Tribune Staff Writer
Floating past mountains, forests and bridges, Horsefly’s Marin Patenaude and seven other participants have been adventuring down the Fraser River as part of this year’s Sustainable Living Leadership Program.
Last Monday, Aug. 12, the group stopped their rafts under Sheep Creek Bridge for a Fisheries and Oceans Canada juvenile fish net demonstration and fisheries discussion before heading into Williams Lake to visit the Potato House and Scout Island.
“I have a lot of fervour for environmental stewardship right now,” said Patenaude. “I really found another passion in wanting to protect our backyard.”
The Sustainable Living Leadership program seeks to help the participants learn about stewardship, watersheds, salmon and sustainability, during a month long trip canoeing, rafting, hiking and bussing 1,375 km from the headwaters of the Fraser River down to its mouth in Vancouver.
On Monday, the group was 12 days into the trip and had just switched from paddling down the Fraser to rafts.
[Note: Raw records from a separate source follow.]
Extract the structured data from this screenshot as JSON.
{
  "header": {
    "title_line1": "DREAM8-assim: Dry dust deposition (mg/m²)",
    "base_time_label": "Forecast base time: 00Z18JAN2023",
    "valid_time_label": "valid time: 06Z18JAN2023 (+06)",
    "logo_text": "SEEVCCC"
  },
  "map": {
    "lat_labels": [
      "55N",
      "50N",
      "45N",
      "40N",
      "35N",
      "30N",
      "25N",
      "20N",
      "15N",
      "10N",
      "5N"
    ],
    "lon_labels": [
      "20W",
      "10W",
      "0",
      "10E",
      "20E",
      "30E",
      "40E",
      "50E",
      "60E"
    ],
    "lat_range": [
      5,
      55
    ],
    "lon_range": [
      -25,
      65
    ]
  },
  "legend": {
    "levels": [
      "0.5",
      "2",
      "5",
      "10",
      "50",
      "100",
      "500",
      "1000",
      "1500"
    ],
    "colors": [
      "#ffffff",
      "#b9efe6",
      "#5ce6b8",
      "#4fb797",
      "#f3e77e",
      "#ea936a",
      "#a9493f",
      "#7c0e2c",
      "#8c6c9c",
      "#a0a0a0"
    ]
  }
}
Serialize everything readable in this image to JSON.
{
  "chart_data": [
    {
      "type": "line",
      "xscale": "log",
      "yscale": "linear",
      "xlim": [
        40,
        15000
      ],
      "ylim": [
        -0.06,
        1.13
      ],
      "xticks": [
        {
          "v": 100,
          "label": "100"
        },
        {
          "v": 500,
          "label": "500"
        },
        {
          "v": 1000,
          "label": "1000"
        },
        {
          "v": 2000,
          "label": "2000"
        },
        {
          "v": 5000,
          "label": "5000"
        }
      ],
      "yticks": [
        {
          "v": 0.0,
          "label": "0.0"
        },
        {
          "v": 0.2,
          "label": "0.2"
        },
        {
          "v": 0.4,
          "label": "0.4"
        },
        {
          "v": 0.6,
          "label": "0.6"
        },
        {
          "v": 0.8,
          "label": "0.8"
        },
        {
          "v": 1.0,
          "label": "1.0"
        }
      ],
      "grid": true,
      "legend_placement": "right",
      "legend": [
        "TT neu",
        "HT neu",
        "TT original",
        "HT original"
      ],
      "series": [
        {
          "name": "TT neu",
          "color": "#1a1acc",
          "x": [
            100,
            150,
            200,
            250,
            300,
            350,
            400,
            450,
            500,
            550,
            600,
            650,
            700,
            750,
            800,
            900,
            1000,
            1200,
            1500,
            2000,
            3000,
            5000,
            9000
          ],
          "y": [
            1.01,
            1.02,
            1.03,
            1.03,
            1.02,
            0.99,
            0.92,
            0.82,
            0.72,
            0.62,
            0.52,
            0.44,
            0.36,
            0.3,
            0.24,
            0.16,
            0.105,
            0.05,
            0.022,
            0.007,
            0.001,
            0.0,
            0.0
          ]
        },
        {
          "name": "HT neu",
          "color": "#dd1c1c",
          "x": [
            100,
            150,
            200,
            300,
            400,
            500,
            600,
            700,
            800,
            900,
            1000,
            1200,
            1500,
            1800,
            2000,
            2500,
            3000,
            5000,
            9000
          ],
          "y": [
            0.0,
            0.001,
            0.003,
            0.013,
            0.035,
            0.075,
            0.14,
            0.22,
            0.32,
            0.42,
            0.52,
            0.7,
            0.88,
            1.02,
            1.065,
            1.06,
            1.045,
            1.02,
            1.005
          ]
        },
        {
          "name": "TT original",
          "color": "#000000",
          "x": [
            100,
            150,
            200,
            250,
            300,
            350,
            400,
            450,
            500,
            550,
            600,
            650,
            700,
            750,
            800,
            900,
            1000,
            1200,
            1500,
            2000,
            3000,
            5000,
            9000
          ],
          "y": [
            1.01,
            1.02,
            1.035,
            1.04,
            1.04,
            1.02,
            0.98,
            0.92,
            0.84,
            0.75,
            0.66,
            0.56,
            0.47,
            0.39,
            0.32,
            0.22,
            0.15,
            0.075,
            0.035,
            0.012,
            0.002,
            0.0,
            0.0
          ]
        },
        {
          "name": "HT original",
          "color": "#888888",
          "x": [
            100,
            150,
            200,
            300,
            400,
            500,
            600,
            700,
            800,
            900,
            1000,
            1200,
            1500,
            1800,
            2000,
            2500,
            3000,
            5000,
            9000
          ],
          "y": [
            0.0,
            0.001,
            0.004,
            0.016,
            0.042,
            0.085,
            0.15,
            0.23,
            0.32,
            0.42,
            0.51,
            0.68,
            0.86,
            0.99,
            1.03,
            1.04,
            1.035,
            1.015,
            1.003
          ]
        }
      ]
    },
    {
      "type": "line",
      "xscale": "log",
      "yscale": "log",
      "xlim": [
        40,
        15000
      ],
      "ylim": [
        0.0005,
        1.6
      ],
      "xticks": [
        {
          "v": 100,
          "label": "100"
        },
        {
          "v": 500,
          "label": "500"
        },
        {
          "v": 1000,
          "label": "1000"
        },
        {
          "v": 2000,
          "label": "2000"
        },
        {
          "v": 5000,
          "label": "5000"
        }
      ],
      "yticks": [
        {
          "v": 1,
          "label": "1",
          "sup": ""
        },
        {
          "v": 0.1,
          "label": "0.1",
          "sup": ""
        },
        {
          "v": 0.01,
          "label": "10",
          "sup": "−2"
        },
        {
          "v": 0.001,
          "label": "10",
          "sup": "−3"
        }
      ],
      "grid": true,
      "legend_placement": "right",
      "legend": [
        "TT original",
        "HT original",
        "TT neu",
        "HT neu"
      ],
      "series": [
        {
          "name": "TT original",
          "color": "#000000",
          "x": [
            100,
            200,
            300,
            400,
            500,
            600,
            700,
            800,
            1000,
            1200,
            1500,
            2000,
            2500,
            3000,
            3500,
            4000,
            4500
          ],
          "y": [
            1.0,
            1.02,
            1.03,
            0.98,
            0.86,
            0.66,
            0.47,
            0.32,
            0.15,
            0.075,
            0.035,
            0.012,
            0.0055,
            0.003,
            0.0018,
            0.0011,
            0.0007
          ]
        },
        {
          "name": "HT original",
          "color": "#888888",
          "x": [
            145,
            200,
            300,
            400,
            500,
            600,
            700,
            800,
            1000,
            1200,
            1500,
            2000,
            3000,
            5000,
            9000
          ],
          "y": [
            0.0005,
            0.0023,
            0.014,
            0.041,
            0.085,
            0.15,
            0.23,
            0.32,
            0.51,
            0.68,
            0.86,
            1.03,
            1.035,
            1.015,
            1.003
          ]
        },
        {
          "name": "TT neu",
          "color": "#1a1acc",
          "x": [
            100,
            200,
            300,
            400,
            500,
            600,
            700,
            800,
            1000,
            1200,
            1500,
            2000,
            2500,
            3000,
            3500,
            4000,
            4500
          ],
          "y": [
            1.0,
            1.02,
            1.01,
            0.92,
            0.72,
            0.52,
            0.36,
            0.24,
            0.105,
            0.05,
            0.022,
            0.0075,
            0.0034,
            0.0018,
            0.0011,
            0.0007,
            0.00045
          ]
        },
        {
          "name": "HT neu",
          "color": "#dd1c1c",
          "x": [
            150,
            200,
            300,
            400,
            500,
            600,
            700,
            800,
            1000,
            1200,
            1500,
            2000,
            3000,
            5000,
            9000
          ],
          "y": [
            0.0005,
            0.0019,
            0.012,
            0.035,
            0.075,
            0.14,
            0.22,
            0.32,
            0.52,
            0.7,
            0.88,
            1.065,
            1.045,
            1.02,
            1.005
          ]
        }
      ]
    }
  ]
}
“Past halfway, it starts to feel like water going down a funnel,” said Fin Donnelly who swam the Fraser in 1995 and founder of the Rivershed Society that puts on the voyage.
During the trip participants also work on developing their own unique sustainability projects.
“This is an excellent group. Every year the group is different and that is what makes the program,” Donnelly said.
Patenaude plans to create a compilation CD of artists around the province singing songs about the Fraser and its watershed.
Proceeds from the CD will go to the Potato House, she says.
The Potato House itself was once a project taken on by a participant of the program, Mary Forbes.
“They are all doing exciting projects,” said Donnelly.
Some of the other projects include implementing a food composting program at a church, establishing a community garden at a school and a relay swim of the Fraser River set for 2015 commemorating Donnelly’s swim.
The trip so far has been “absolutely inspiring” for Patenaude.
“Everyone is extremely compassionate but individual at the same time,” said Patenaude. “Everyone is extremely diverse too. I appreciate the age range, it makes for an interesting pace change.”
“There’s a lot of space for vulnerability.”
Patenaude has thoroughly enjoyed the trip so far, with one of her favourite places being the headwaters of the Fraser River in the Robson Valley.
“The headwaters in general are just beautiful and entirely new Fraser country for me,” she said. “It’s cold and clean and fresh.”
Although her journey down the Fraser is not yet over, Patenaude encourages anyone to apply for the trip in the upcoming years.
“I think any person who is able to should do this trip. It’s beautiful, it’s inspirational, the leadership and the learning skills you get out of it are so complete,” she said.
“We use these skills every day but we don’t get a chance to refine them, and that’s what I feel we are doing here — refining those skills.
“If you need to refuel your passion for B.C. in general than you should do this trip.”